While you can see that there is a positive linear relationship between the number of bedrooms/bathroom and price, theres not much else you can infer from the graph.
This is where bar plots come in and seaborn is a great simple tool that you can use to create multiple different bar plots to suit your needs. We’ll begin by creating the same bar plots using this line of code
plt.figure(figsize=(22, 8))
ax1 = plt.subplot(1, 2, 1)
sns.barplot(x='bedrooms', y='price', data=df);
ax1.set_title('Price of Homes Based on Number of Bedrooms');
plt.xlabel('Bedrooms');
plt.ylabel('Price');
ax2 = plt.subplot(1, 2, 2)
sns.barplot(x='bathrooms', y='price', data = df);
ax2.set_title('Price of Homes Based on Number of Bathrooms');
plt.xlabel('Bathrooms');
plt.ylabel('Price');
As you can see, this graph is much easier to digest than the scatterplot giving us the average price of homes based on the number of bedrooms/bathrooms.

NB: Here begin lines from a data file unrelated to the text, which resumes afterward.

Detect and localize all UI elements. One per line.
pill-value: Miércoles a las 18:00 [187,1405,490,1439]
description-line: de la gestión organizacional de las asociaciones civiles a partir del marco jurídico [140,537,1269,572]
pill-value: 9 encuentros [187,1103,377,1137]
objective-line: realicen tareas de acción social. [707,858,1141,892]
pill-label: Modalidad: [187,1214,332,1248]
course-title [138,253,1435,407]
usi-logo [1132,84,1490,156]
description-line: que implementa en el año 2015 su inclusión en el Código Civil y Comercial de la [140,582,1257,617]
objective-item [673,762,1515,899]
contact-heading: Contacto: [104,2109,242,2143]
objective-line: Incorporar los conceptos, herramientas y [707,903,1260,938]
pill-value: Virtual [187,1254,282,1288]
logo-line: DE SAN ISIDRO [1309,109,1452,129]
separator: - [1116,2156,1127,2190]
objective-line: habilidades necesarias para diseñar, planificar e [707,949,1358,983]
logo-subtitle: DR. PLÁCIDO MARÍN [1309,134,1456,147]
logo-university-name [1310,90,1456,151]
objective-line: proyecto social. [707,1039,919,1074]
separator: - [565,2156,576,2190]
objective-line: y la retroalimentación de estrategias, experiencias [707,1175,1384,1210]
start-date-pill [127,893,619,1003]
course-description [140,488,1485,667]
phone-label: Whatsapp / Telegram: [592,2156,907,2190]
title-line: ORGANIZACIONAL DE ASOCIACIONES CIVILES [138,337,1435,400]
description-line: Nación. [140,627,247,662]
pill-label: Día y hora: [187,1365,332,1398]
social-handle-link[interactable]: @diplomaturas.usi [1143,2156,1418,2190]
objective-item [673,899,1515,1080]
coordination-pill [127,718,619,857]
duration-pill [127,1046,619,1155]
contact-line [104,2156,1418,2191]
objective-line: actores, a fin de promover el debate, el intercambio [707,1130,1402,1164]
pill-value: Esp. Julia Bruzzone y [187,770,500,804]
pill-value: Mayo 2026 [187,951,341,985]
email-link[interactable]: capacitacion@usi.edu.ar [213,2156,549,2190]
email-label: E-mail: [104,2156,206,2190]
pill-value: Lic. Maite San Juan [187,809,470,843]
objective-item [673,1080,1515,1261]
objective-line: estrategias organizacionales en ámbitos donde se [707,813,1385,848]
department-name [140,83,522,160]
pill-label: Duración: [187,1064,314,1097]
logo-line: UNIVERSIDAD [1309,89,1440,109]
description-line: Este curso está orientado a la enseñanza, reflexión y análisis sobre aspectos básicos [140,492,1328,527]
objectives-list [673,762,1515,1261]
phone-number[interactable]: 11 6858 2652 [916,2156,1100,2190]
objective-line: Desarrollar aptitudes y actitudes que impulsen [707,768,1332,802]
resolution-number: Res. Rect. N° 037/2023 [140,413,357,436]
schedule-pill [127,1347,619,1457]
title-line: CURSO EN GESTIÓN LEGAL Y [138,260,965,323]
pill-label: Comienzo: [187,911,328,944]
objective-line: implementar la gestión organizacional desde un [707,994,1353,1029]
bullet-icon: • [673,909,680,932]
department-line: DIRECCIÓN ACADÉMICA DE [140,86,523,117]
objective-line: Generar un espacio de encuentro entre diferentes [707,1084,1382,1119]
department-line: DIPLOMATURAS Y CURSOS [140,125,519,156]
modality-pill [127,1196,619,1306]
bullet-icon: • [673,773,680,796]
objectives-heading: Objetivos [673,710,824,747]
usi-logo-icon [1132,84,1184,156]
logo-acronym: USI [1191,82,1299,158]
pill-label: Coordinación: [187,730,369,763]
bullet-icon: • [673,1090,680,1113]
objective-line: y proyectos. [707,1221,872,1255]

You can also seperate the bar plot even more using categorical variables by introducing the hue parameter to your code.
sns.barplot(x='bedrooms', y='price', hue='waterfront', data=df);
sns.barplot(x='bathrooms', y='price', hue='waterfront', data = df);
And if you’d like, you can get rid of the confidence intervals, using the ci parameter, to make the bar plot easier to read.
sns.barplot(x='bedrooms', y='price', hue='waterfront', ci=None, data=df);
sns.barplot(x='bathrooms', y='price', hue='waterfront', ci=None, data = df);
There are many more parameters that you can use to further refine your bar graphs which can be found in the seaborn bar plot documentation.
Using bar plots allows us to see the relationship between bedrooms/bathrooms and price much more clearly, and also allows us to see the effect different categorical variables have on the pricing of homes with respect to the number of bedrooms/bathrooms.